Amazon Sidewalk Brings Your Smart Devices With You
Amazon is taking the smart home beyond the home with the launch of its Sidewalk technology.
Set to release later this year, Sidewalk is pitched as a technology that uses Bluetooth Low Energy (BLE), the 900 MHz spectrum, and other frequencies to allow access to your smart devices even when not connected to home wi-fi.
According to Amazon, Sidewalk will provide immediate customer benefits including simplifying setup of new devices, extending devices’ low-bandwidth working ranges, and letting devices remain online and up to date even outside home wi-fi range.

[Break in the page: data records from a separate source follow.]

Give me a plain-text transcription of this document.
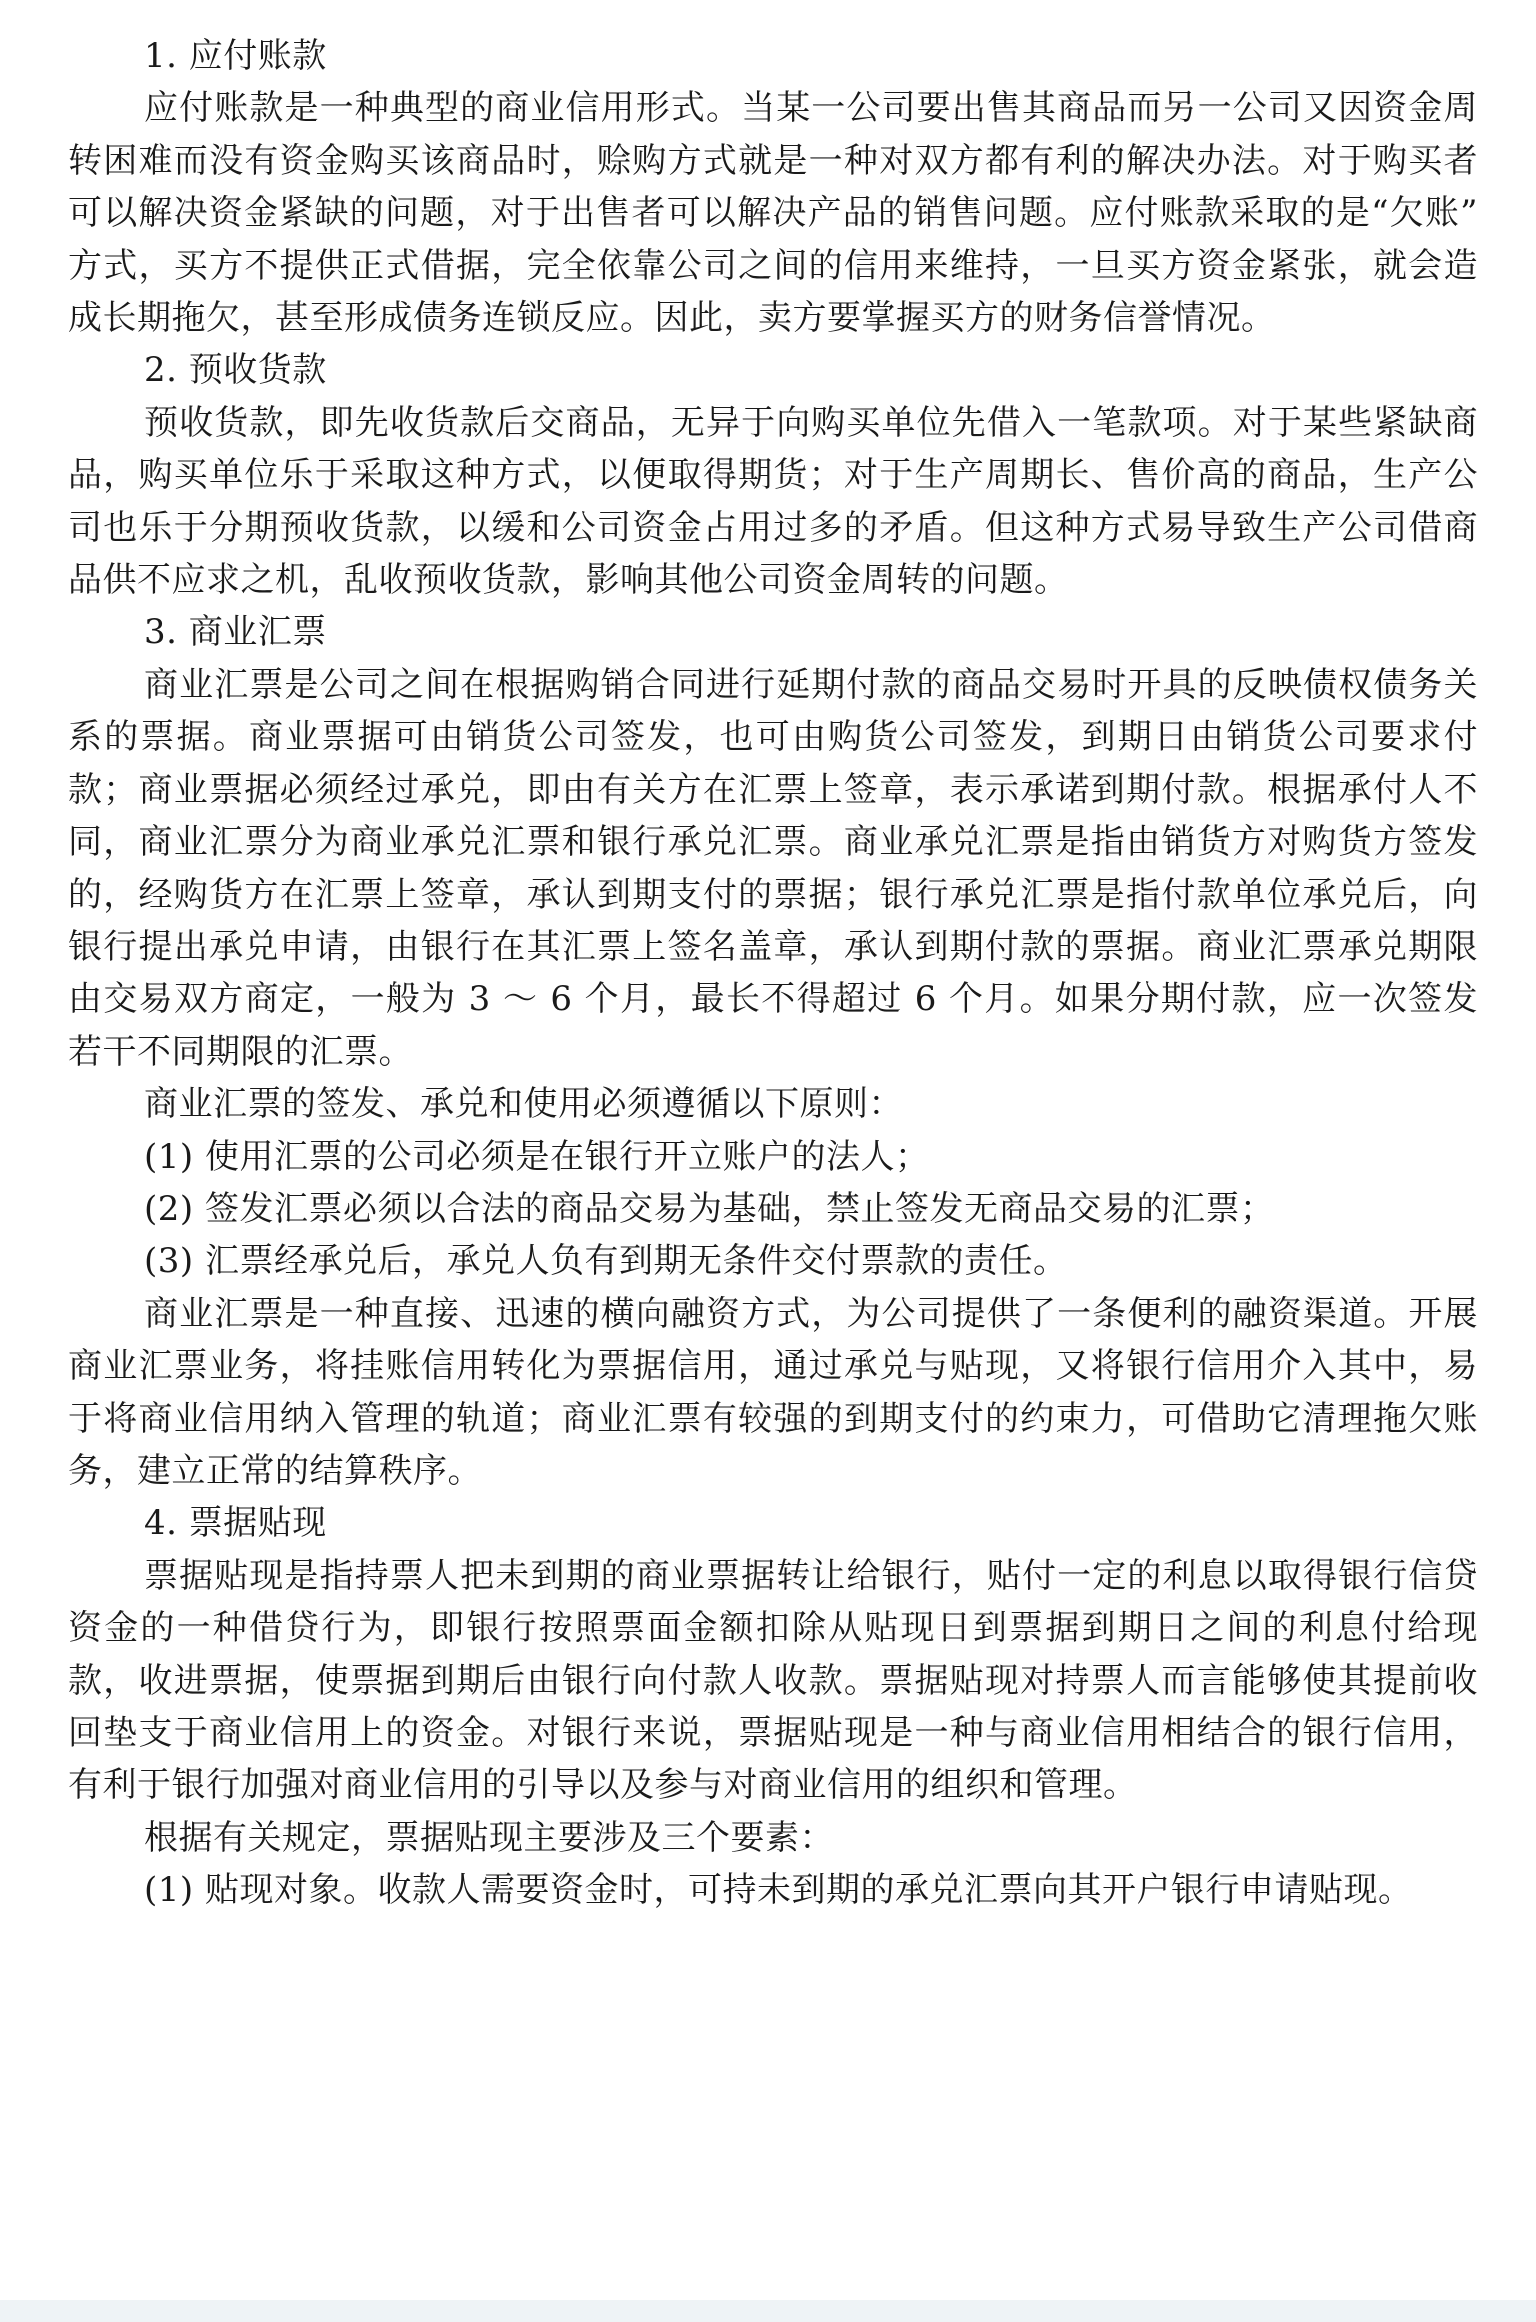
1. 应付账款

应付账款是一种典型的商业信用形式。当某一公司要出售其商品而另一公司又因资金周转困难而没有资金购买该商品时，赊购方式就是一种对双方都有利的解决办法。对于购买者可以解决资金紧缺的问题，对于出售者可以解决产品的销售问题。应付账款采取的是“欠账” 方式，买方不提供正式借据，完全依靠公司之间的信用来维持，一旦买方资金紧张，就会造成长期拖欠，甚至形成债务连锁反应。因此，卖方要掌握买方的财务信誉情况。

2. 预收货款

预收货款，即先收货款后交商品，无异于向购买单位先借入一笔款项。对于某些紧缺商品，购买单位乐于采取这种方式，以便取得期货；对于生产周期长、售价高的商品，生产公司也乐于分期预收货款，以缓和公司资金占用过多的矛盾。但这种方式易导致生产公司借商品供不应求之机，乱收预收货款，影响其他公司资金周转的问题。

3. 商业汇票

商业汇票是公司之间在根据购销合同进行延期付款的商品交易时开具的反映债权债务关系的票据。商业票据可由销货公司签发，也可由购货公司签发，到期日由销货公司要求付款；商业票据必须经过承兑，即由有关方在汇票上签章，表示承诺到期付款。根据承付人不同，商业汇票分为商业承兑汇票和银行承兑汇票。商业承兑汇票是指由销货方对购货方签发的，经购货方在汇票上签章，承认到期支付的票据；银行承兑汇票是指付款单位承兑后，向银行提出承兑申请，由银行在其汇票上签名盖章，承认到期付款的票据。商业汇票承兑期限由交易双方商定，一般为 3 ～ 6 个月，最长不得超过 6 个月。如果分期付款，应一次签发若干不同期限的汇票。

商业汇票的签发、承兑和使用必须遵循以下原则：

(1) 使用汇票的公司必须是在银行开立账户的法人；

(2) 签发汇票必须以合法的商品交易为基础，禁止签发无商品交易的汇票；

(3) 汇票经承兑后，承兑人负有到期无条件交付票款的责任。

商业汇票是一种直接、迅速的横向融资方式，为公司提供了一条便利的融资渠道。开展商业汇票业务，将挂账信用转化为票据信用，通过承兑与贴现，又将银行信用介入其中，易于将商业信用纳入管理的轨道；商业汇票有较强的到期支付的约束力，可借助它清理拖欠账务，建立正常的结算秩序。

4. 票据贴现

票据贴现是指持票人把未到期的商业票据转让给银行，贴付一定的利息以取得银行信贷资金的一种借贷行为，即银行按照票面金额扣除从贴现日到票据到期日之间的利息付给现款，收进票据，使票据到期后由银行向付款人收款。票据贴现对持票人而言能够使其提前收回垫支于商业信用上的资金。对银行来说，票据贴现是一种与商业信用相结合的银行信用，有利于银行加强对商业信用的引导以及参与对商业信用的组织和管理。

根据有关规定，票据贴现主要涉及三个要素：

(1) 贴现对象。收款人需要资金时，可持未到期的承兑汇票向其开户银行申请贴现。
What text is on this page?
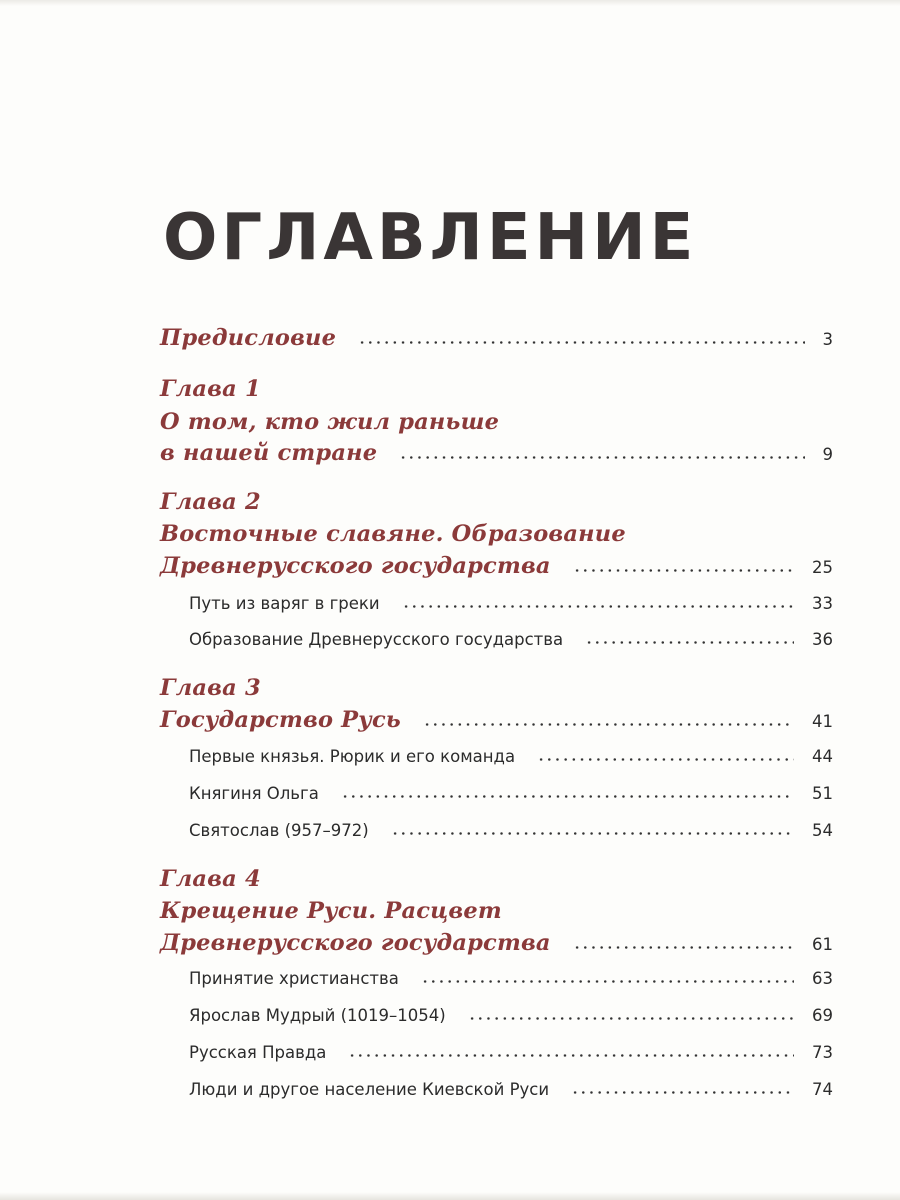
ОГЛАВЛЕНИЕ
Предисловие	3
Глава 1
О том, кто жил раньше
в нашей стране	9
Глава 2
Восточные славяне. Образование
Древнерусского государства	25
Путь из варяг в греки	33
Образование Древнерусского государства	36
Глава 3
Государство Русь	41
Первые князья. Рюрик и его команда	44
Княгиня Ольга	51
Святослав (957–972)	54
Глава 4
Крещение Руси. Расцвет
Древнерусского государства	61
Принятие христианства	63
Ярослав Мудрый (1019–1054)	69
Русская Правда	73
Люди и другое население Киевской Руси	74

“For example, with Sidewalk, you can continue to receive motion alerts from your security cameras even when your Wi-Fi goes down. Or if your Wi-Fi does not reach your smart lights at the edge of your driveway, Sidewalk will help them stay connected.
“In the future, Sidewalk will also support a range of experiences from using Sidewalk-enabled devices to help find pets or valuables, to smart security and lighting, to diagnostics for appliances and tools,” the company said.
Sidewalk will use two types of devices: Sidewalk Bridges, including select Ring Floodlight Cams and Ring Spotlight Cams as well as some Echo devices, will provide connections for Sidewalk-enabled devices – the second type – to access the network.
“Customers with a Sidewalk Bridge can contribute a small portion of their internet bandwidth, which is pooled together to create a shared network that benefits all Sidewalk-enabled devices in a community,” said Amazon.
Amazon has also addressed privacy and security concerns, saying all Sidewalk devices will use three layers of encryption, with the same strong encryption standards required for all applications and devices using the network.
“For customers who choose to pool their bandwidth with neighbors, we ensure owners of other devices cannot view data sent from your devices. Sidewalk is also built with maximum upload limits and bandwidth caps to preserve internet bandwidth for Sidewalk Bridge customers.
“Customers can also choose to turn off network support on Sidewalk Bridges without impacting the original functionality of the device,” the company said.
The first third-party Sidewalk-enabled device, made by Tile, will also launch later this year to help customers find missing items like keys, wallets, and backpacks.